# Plans for 21/22 season



## Evinrude58 (Apr 13, 2011)

Ok where is everyone thinking of going this season? Would like to hit another new lake this season up North, maybe St Helens. Am interested in the ice tourneys in NW PA if I can find a partner. Of course Erie if possible.


----------



## fishwendel2 (Nov 19, 2007)

If the Canadian borders stay open - Lake Simcoe


Sent from my iPhone using Tapatalk


----------



## Carpn (Apr 5, 2004)

Nothing new . Would like to go to green bay if I can find time . Not sure if I'll have enough vacation for that and hunting trips in 2022. 
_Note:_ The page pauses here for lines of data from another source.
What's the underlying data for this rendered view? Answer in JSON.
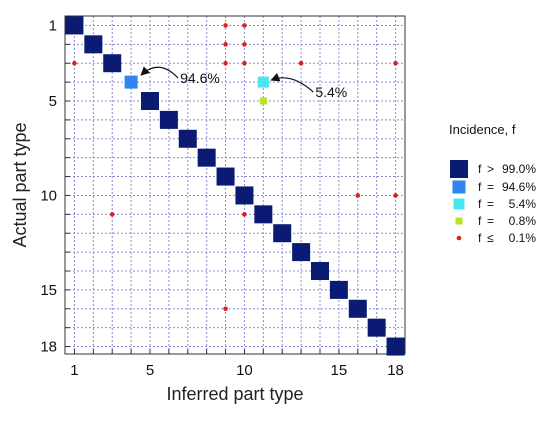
{
  "chart_data": {
    "type": "heatmap",
    "xlabel": "Inferred part type",
    "ylabel": "Actual part type",
    "xlim": [
      1,
      18
    ],
    "ylim": [
      1,
      18
    ],
    "x_tick_labels": [
      "1",
      "5",
      "10",
      "15",
      "18"
    ],
    "y_tick_labels": [
      "1",
      "5",
      "10",
      "15",
      "18"
    ],
    "grid": true,
    "colors": {
      "gt99": "#0b1a72",
      "p94_6": "#2f86f0",
      "p5_4": "#47e6f0",
      "p0_8": "#b9e31e",
      "le0_1": "#e02020"
    },
    "cells": [
      {
        "actual": 1,
        "inferred": 1,
        "cls": "gt99"
      },
      {
        "actual": 2,
        "inferred": 2,
        "cls": "gt99"
      },
      {
        "actual": 3,
        "inferred": 3,
        "cls": "gt99"
      },
      {
        "actual": 4,
        "inferred": 4,
        "cls": "p94_6"
      },
      {
        "actual": 4,
        "inferred": 11,
        "cls": "p5_4"
      },
      {
        "actual": 5,
        "inferred": 5,
        "cls": "gt99"
      },
      {
        "actual": 5,
        "inferred": 11,
        "cls": "p0_8"
      },
      {
        "actual": 6,
        "inferred": 6,
        "cls": "gt99"
      },
      {
        "actual": 7,
        "inferred": 7,
        "cls": "gt99"
      },
      {
        "actual": 8,
        "inferred": 8,
        "cls": "gt99"
      },
      {
        "actual": 9,
        "inferred": 9,
        "cls": "gt99"
      },
      {
        "actual": 10,
        "inferred": 10,
        "cls": "gt99"
      },
      {
        "actual": 11,
        "inferred": 11,
        "cls": "gt99"
      },
      {
        "actual": 12,
        "inferred": 12,
        "cls": "gt99"
      },
      {
        "actual": 13,
        "inferred": 13,
        "cls": "gt99"
      },
      {
        "actual": 14,
        "inferred": 14,
        "cls": "gt99"
      },
      {
        "actual": 15,
        "inferred": 15,
        "cls": "gt99"
      },
      {
        "actual": 16,
        "inferred": 16,
        "cls": "gt99"
      },
      {
        "actual": 17,
        "inferred": 17,
        "cls": "gt99"
      },
      {
        "actual": 18,
        "inferred": 18,
        "cls": "gt99"
      },
      {
        "actual": 1,
        "inferred": 9,
        "cls": "le0_1"
      },
      {
        "actual": 1,
        "inferred": 10,
        "cls": "le0_1"
      },
      {
        "actual": 2,
        "inferred": 9,
        "cls": "le0_1"
      },
      {
        "actual": 2,
        "inferred": 10,
        "cls": "le0_1"
      },
      {
        "actual": 3,
        "inferred": 1,
        "cls": "le0_1"
      },
      {
        "actual": 3,
        "inferred": 9,
        "cls": "le0_1"
      },
      {
        "actual": 3,
        "inferred": 10,
        "cls": "le0_1"
      },
      {
        "actual": 3,
        "inferred": 13,
        "cls": "le0_1"
      },
      {
        "actual": 3,
        "inferred": 18,
        "cls": "le0_1"
      },
      {
        "actual": 10,
        "inferred": 16,
        "cls": "le0_1"
      },
      {
        "actual": 10,
        "inferred": 18,
        "cls": "le0_1"
      },
      {
        "actual": 11,
        "inferred": 3,
        "cls": "le0_1"
      },
      {
        "actual": 11,
        "inferred": 10,
        "cls": "le0_1"
      },
      {
        "actual": 16,
        "inferred": 9,
        "cls": "le0_1"
      }
    ],
    "annotations": [
      {
        "text": "94.6%",
        "actual": 4,
        "inferred": 4
      },
      {
        "text": "5.4%",
        "actual": 4,
        "inferred": 11
      }
    ],
    "legend": {
      "title": "Incidence, f",
      "placement": "right",
      "entries": [
        {
          "cls": "gt99",
          "symbol": "f",
          "op": ">",
          "value": "99.0%"
        },
        {
          "cls": "p94_6",
          "symbol": "f",
          "op": "=",
          "value": "94.6%"
        },
        {
          "cls": "p5_4",
          "symbol": "f",
          "op": "=",
          "value": "5.4%"
        },
        {
          "cls": "p0_8",
          "symbol": "f",
          "op": "=",
          "value": "0.8%"
        },
        {
          "cls": "le0_1",
          "symbol": "f",
          "op": "≤",
          "value": "0.1%"
        }
      ]
    }
  }
}
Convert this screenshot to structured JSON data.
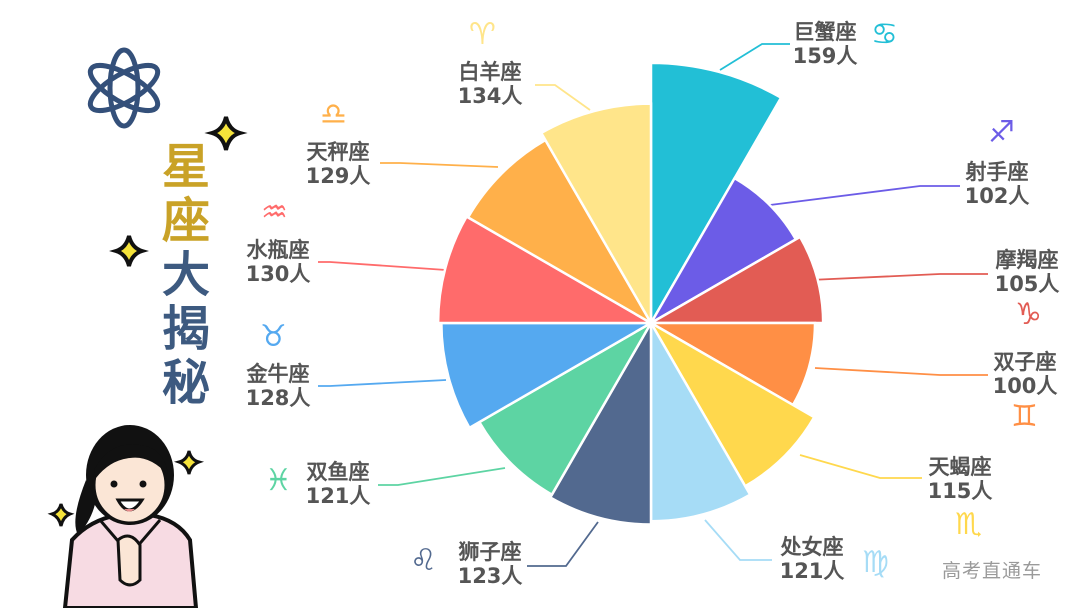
{
  "title": {
    "chars": [
      "星",
      "座",
      "大",
      "揭",
      "秘"
    ],
    "colors": [
      "#c9a227",
      "#c9a227",
      "#3d5a80",
      "#3d5a80",
      "#3d5a80"
    ]
  },
  "watermark": "高考直通车",
  "unit": "人",
  "chart_data": {
    "type": "pie",
    "subtype": "nightingale-rose",
    "title": "星座大揭秘",
    "start_angle_deg": 0,
    "direction": "clockwise",
    "categories": [
      "巨蟹座",
      "射手座",
      "摩羯座",
      "双子座",
      "天蝎座",
      "处女座",
      "狮子座",
      "双鱼座",
      "金牛座",
      "水瓶座",
      "天秤座",
      "白羊座"
    ],
    "values": [
      159,
      102,
      105,
      100,
      115,
      121,
      123,
      121,
      128,
      130,
      129,
      134
    ],
    "colors": [
      "#22bfd6",
      "#6c5ce7",
      "#e25c54",
      "#ff8f45",
      "#ffd84d",
      "#a6dcf6",
      "#52698f",
      "#5dd4a3",
      "#55a9f0",
      "#ff6b6b",
      "#ffb04a",
      "#ffe58a"
    ],
    "labels": [
      {
        "name": "巨蟹座",
        "value": "159人",
        "icon": "cancer-icon",
        "glyph": "♋"
      },
      {
        "name": "射手座",
        "value": "102人",
        "icon": "sagittarius-icon",
        "glyph": "♐"
      },
      {
        "name": "摩羯座",
        "value": "105人",
        "icon": "capricorn-icon",
        "glyph": "♑"
      },
      {
        "name": "双子座",
        "value": "100人",
        "icon": "gemini-icon",
        "glyph": "♊"
      },
      {
        "name": "天蝎座",
        "value": "115人",
        "icon": "scorpio-icon",
        "glyph": "♏"
      },
      {
        "name": "处女座",
        "value": "121人",
        "icon": "virgo-icon",
        "glyph": "♍"
      },
      {
        "name": "狮子座",
        "value": "123人",
        "icon": "leo-icon",
        "glyph": "♌"
      },
      {
        "name": "双鱼座",
        "value": "121人",
        "icon": "pisces-icon",
        "glyph": "♓"
      },
      {
        "name": "金牛座",
        "value": "128人",
        "icon": "taurus-icon",
        "glyph": "♉"
      },
      {
        "name": "水瓶座",
        "value": "130人",
        "icon": "aquarius-icon",
        "glyph": "♒"
      },
      {
        "name": "天秤座",
        "value": "129人",
        "icon": "libra-icon",
        "glyph": "♎"
      },
      {
        "name": "白羊座",
        "value": "134人",
        "icon": "aries-icon",
        "glyph": "♈"
      }
    ]
  }
}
Otherwise , Erie hopefully . But I'd it doesn't happen I'll do 3 four day weekends at Saginaw.


----------



## RStock521 (Jul 17, 2008)

Simcoe if we're allowed up there (not too hopeful), if not Green Bay for some whities.


----------



## Dave_E (Apr 6, 2004)

I've never ice fished Lake Erie. Would love to try for some eyes.


----------



## Workingman (Jan 21, 2016)

Like alalways I'll hit knox lake and or clear fork. Sporting a pair of boots, 5 gallon bucket, hand auger and some schooleys. Mama said to be a simple kind of man! Haha


----------



## Eye Doctor (Mar 15, 2014)

Western Basin (if the ice lets me) and Simcoe & Quinte (if Canada lets me).


----------



## Evinrude58 (Apr 13, 2011)

With the way things stand right now I don't see us getting to catch any Canadian fish.


----------



## HeaVyMeTaLFiSHinGFiEnD (Oct 2, 2010)

Im planning on making multiple trips to michigan this year. My buddys parents live up there and he's been giving me some honey holes and great panfish lakes to check out.


----------



## set-the-drag (Jan 13, 2013)

Made a new friend who has a house on Chautauqua and want me to come up and ice with him. Mind you its a multi million dollar house soooo umm yeah im ready!!


----------



## wolfenstein (Jan 6, 2014)

I just got back from Maine, tried for lake trout wit no luck. Going to do some research and look for a lake closer to try through the ice. Any suggestions appreciated. Wisconsin or Minnesota not out if the picture either.


----------



## icebucketjohn (Dec 22, 2005)

Drill, Fish, Move.
Drill, Fish, Move.
Drill, Fish, Move.
Drill, Fish, Move
Drill, Fish, Move
Drill, Fish, Move


----------



## set-the-drag (Jan 13, 2013)

Im going to follow ibj 🤣


----------



## tomb (Oct 9, 2004)

icebucketjohn said:


> Drill, Fish, Move.
> Drill, Fish, Move.
> Drill, Fish, Move.
> Drill, Fish, Move
> ...


I'm going with Drill, Fish, Catch. 

Sent from my SM-G975U using Tapatalk


----------



## Stampede (Apr 11, 2004)

Me this far south, pray for cold weather! Pray for ice!!


----------



## Eye Spy (Sep 14, 2006)

Fished Saginaw bay last year for the first time and can’t wait to go back!


----------



## jcrevard (Feb 14, 2018)

Being from the Saginaw Bay area I'm really hoping to get out on Erie this winter. I don't care if it's Michigan or Ohio waters, been waiting to fish it for quite awhile now!


----------